GreatFire's mirroring service serves as a kind of secondary home for sites like Google or The Tibet Post that would otherwise be blocked by China's web censorship systems. That makes it harder to block through conventional means, but it's still vulnerable to brute force attacks at the hosting level. Denial-of-service attacks are notoriously easy to launch, allowing relatively unsophisticated attackers to bring down comparatively large targets.

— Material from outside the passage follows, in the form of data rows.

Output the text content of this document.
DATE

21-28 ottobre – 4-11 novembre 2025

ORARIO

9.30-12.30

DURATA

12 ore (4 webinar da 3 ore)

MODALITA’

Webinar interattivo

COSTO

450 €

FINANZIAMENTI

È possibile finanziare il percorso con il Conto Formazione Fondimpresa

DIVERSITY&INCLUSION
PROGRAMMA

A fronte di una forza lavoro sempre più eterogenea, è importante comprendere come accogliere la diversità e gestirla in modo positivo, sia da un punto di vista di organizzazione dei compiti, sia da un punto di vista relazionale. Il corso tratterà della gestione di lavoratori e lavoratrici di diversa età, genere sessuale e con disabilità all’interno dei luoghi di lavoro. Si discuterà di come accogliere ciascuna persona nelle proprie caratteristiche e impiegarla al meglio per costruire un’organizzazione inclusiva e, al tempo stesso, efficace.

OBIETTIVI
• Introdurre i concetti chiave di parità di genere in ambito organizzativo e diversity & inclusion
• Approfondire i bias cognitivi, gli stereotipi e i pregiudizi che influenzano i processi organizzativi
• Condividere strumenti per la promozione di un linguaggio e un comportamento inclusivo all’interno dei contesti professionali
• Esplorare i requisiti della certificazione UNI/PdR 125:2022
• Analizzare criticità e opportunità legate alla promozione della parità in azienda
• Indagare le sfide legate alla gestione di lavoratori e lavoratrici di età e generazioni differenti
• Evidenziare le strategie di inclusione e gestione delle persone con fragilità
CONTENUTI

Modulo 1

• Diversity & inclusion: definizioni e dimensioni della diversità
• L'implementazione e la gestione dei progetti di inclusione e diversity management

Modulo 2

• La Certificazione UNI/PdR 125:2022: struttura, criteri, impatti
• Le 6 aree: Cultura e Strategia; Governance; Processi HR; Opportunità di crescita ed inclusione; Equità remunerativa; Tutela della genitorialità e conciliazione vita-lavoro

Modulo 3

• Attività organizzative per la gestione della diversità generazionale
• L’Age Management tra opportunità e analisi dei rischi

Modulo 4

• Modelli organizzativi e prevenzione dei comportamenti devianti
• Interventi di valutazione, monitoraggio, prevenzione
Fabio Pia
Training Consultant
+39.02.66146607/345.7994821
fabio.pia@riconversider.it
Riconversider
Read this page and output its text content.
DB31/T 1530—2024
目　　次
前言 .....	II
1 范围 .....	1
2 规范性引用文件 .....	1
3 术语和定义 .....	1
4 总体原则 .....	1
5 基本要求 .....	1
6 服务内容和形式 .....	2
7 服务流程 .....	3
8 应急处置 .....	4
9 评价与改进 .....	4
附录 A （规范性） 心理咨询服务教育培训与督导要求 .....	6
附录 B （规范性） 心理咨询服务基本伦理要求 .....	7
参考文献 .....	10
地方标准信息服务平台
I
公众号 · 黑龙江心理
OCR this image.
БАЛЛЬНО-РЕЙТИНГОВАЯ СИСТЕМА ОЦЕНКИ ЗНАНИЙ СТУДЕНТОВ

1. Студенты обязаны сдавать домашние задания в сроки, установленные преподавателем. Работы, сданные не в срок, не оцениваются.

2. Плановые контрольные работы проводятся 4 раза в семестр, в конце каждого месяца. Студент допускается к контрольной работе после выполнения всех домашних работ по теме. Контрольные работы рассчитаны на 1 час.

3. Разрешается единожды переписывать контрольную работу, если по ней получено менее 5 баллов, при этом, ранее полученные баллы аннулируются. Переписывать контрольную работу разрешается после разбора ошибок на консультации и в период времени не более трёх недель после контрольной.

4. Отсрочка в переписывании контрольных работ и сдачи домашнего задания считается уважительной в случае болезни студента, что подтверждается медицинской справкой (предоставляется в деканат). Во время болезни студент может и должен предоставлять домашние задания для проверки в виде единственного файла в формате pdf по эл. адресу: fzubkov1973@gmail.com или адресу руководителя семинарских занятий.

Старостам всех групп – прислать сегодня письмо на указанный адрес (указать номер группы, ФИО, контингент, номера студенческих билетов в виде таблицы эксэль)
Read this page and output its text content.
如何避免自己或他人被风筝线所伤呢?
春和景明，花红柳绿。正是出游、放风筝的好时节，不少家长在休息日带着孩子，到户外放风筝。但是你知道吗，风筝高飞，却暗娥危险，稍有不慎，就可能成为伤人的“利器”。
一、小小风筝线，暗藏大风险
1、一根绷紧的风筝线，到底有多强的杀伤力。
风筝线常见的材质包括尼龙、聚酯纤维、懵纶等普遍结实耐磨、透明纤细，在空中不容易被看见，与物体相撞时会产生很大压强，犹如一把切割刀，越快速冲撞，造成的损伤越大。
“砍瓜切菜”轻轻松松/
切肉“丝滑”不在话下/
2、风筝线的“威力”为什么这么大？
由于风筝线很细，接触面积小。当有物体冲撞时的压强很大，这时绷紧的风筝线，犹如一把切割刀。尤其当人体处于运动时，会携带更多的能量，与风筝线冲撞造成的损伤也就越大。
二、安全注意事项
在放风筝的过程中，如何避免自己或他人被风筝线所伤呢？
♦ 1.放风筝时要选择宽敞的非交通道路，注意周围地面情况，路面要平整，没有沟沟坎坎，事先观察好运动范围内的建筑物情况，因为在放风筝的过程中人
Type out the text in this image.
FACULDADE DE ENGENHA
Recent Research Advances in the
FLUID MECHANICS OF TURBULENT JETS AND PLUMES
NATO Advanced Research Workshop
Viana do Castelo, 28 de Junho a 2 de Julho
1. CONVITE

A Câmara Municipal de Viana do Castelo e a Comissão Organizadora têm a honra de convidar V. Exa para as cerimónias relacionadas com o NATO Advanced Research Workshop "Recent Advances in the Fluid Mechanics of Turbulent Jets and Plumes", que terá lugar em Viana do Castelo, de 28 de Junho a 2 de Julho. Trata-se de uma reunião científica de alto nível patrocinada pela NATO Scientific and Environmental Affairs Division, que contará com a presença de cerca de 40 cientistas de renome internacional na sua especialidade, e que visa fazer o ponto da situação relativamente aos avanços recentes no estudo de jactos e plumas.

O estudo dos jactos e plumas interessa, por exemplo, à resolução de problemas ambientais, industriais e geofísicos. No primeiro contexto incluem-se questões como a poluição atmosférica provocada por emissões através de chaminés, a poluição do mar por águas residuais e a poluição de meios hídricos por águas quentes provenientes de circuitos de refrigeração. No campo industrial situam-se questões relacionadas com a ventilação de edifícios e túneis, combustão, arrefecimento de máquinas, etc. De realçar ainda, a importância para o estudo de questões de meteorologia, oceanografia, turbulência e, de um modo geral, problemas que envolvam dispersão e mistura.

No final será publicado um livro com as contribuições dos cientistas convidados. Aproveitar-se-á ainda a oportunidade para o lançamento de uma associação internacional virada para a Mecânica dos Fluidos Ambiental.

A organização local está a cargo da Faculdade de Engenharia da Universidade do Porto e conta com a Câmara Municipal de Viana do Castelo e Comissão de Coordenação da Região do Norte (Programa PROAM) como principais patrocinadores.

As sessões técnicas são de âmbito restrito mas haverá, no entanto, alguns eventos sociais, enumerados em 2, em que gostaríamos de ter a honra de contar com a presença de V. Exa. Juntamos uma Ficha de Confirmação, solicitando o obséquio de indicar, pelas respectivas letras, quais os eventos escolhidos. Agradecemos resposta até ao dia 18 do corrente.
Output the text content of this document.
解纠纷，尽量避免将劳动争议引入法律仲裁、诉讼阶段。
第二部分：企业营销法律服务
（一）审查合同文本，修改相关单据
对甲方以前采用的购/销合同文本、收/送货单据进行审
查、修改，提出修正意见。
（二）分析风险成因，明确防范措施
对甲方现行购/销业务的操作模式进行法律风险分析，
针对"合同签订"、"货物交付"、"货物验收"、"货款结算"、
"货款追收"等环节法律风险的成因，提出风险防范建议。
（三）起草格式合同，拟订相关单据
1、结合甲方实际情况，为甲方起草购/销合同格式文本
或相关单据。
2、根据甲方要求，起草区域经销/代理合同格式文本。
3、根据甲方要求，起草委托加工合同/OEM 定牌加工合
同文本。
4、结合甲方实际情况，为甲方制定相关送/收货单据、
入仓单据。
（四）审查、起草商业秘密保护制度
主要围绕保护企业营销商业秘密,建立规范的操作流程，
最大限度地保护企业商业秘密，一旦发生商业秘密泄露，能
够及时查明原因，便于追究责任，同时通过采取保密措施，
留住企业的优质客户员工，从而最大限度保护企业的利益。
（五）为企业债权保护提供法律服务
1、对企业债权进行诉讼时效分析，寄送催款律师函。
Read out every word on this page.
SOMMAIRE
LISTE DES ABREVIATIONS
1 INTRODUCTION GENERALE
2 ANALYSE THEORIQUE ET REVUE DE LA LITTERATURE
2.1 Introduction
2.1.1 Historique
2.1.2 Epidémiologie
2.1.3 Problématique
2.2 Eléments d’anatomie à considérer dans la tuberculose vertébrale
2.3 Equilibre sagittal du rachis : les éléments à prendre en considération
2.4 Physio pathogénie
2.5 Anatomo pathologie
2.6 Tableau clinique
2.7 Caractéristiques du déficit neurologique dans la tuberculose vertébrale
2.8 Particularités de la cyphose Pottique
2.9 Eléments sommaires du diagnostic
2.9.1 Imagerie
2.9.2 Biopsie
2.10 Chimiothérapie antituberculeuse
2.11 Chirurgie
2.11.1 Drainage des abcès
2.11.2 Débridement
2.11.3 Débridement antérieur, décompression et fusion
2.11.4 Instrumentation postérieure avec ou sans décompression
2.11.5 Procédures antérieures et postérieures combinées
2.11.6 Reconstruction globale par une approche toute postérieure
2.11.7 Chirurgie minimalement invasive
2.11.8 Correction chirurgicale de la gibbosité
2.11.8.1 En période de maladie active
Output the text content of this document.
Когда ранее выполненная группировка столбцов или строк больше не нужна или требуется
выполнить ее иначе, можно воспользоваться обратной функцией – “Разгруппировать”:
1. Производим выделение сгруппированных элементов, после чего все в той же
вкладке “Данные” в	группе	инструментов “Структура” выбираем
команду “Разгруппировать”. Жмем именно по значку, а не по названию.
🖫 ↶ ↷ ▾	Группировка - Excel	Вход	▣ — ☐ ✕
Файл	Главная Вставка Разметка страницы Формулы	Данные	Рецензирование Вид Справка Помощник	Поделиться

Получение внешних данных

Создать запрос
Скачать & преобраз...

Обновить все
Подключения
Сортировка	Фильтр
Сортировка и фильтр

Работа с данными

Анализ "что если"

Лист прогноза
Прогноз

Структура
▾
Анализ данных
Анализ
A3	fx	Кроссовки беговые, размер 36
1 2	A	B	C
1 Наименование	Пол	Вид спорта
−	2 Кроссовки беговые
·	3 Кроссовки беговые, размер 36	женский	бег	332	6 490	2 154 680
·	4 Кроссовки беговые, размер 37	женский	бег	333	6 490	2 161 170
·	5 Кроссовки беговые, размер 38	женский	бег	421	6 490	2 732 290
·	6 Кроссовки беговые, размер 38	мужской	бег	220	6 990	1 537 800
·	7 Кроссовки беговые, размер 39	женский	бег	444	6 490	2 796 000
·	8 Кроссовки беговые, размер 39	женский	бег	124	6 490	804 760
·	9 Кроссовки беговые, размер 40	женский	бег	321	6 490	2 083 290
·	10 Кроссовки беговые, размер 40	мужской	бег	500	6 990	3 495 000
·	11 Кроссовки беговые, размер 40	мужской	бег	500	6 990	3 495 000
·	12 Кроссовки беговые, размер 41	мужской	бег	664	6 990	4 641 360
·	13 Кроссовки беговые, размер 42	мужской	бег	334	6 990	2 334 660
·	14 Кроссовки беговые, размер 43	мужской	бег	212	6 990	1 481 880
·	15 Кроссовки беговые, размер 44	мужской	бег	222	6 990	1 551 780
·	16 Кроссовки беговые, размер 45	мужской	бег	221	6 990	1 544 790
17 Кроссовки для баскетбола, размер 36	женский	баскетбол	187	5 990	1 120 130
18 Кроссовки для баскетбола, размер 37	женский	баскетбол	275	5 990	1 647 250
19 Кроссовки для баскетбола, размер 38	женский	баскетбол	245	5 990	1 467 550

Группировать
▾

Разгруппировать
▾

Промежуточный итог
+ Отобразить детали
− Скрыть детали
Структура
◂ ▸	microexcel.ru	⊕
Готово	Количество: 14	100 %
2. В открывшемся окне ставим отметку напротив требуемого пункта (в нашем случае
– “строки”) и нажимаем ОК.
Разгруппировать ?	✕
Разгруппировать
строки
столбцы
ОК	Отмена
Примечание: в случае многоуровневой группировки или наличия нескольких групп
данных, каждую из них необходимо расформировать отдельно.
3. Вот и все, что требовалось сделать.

The attack seems to have come in response to a Wall Street Journal article published on Monday, which described FreeWeibo's mirroring system in extensive detail, and may have inadvertently tipped off Chinese censors to potential attack points in FreeWeibo's system. The attacks began Tuesday, the day after the article went live, and have continued for more than 48 hours as of press time. The attack affects all of FreeWeibo's mirror sites, and while there's no evidence of who is responsible, it coincides with stronger enforcement efforts from China's Cyberspace Administration, which has publicly decried FreeWeibo's efforts. FreeWeibo says there have also been efforts to intercept internal emails through impersonation.

For the moment, GreatFire's biggest concern is simply staying on the internet. The team is struggling to upgrade equipment and employ other techniques to manage the flood of traffic, and has asked for help from anyone with expertise in the area. Managing the denial-of-service attack has also been expensive, raising traffic to thousands of times its normal level and incurring bandwidth costs up to $30,000 per day from Amazon, the site's provider. It's still unclear if Amazon will waive the costs.

3/19 11:17 ET: Updated to clarify that the Greatfire.org and Freeweibo.com sites are not targeted by the attack.